SD: You have very high quality standards in terms of material and processing, which is done exclusively in Europe. What are the effects of the current price explosions on your production?
HT: We produce in Italy and source our upholstery from Slovenia. We still feel little of the price explosion. It may be that something is reflected in the transport costs, but otherwise we are not yet affected by it.
SD: What are your short-term and long-term plans for the future?
HT: We have to grow and we want to open up more. This includes that we will set up showrooms, also in connection with cafés. We want to show that our products work and are suitable for project business.
SD: What criteria do you use to select partners for your contemporary designs, or do opportunities just fly to you?
HT: We have different approaches, but yes, the contacts often come from our direct or extended environment, such as the current collaboration with the designer Magdalena Casadei.
SD: Could you describe which developments in contemporary design you find exciting at the moment? In layman‘s terms, it is sometimes hard to imagine that another chair is needed when there are already so many models.
HT: TYP is geared more towards the lifestyle market than developing new furniture. However, we don‘t necessarily want to be trendy, but also like to look in the opposite direction to most of our competitors, even if that might sound arrogant.
SD: I don‘t think so, but can you be more specific?

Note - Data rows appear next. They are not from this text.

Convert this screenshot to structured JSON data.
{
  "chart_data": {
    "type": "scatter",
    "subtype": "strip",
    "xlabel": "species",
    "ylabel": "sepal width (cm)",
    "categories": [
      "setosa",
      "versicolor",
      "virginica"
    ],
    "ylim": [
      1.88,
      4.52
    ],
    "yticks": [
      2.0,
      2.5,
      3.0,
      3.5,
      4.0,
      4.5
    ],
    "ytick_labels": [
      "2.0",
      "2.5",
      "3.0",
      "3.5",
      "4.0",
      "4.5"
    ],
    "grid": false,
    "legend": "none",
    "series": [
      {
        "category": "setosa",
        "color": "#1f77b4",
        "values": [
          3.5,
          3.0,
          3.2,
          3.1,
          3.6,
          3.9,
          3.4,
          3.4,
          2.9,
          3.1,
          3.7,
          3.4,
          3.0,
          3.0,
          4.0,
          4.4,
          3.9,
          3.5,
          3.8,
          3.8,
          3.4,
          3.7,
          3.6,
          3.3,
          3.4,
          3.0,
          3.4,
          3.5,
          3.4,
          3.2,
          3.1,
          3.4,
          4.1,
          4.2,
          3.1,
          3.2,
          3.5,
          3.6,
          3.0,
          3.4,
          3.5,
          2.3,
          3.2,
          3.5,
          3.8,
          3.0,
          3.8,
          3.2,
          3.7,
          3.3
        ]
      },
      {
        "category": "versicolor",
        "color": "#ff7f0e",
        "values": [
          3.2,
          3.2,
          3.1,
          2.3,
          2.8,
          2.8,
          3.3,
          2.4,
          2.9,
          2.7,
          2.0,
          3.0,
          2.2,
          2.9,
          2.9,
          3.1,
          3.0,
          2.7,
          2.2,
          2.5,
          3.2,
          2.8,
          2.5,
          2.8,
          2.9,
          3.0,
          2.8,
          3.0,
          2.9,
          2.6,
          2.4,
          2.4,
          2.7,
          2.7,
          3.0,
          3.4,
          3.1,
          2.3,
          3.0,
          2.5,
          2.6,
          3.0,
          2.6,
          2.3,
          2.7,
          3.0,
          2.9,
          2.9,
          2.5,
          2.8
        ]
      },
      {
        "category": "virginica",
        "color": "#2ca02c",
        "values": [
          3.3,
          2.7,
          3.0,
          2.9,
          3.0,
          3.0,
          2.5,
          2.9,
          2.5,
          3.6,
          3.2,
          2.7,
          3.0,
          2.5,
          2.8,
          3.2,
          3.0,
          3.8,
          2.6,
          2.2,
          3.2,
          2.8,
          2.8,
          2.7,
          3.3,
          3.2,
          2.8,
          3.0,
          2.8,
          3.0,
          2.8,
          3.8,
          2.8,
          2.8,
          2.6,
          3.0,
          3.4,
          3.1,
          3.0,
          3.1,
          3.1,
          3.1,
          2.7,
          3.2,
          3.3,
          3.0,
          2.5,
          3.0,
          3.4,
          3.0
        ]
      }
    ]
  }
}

Is your anti-cyclical bias characterized by looking to the past, or are there other factors that drive you?
HT: I think it‘s a mix. First and foremost we ask ourselves why produce new designs when there are so many perfect old designs that have never been produced. That‘s the case with Diekmann, for example, and then there‘s the other approach, like with Klemens Schillinger: We had an idea about a chair into a certain direction and when we happened to see it in a gallery, it was clear that it would fit well into our collection. We don‘t look strategically into the future, instead cultivate that impulsive approach that allows us to combine things. We see something and say: That‘s great. We do that.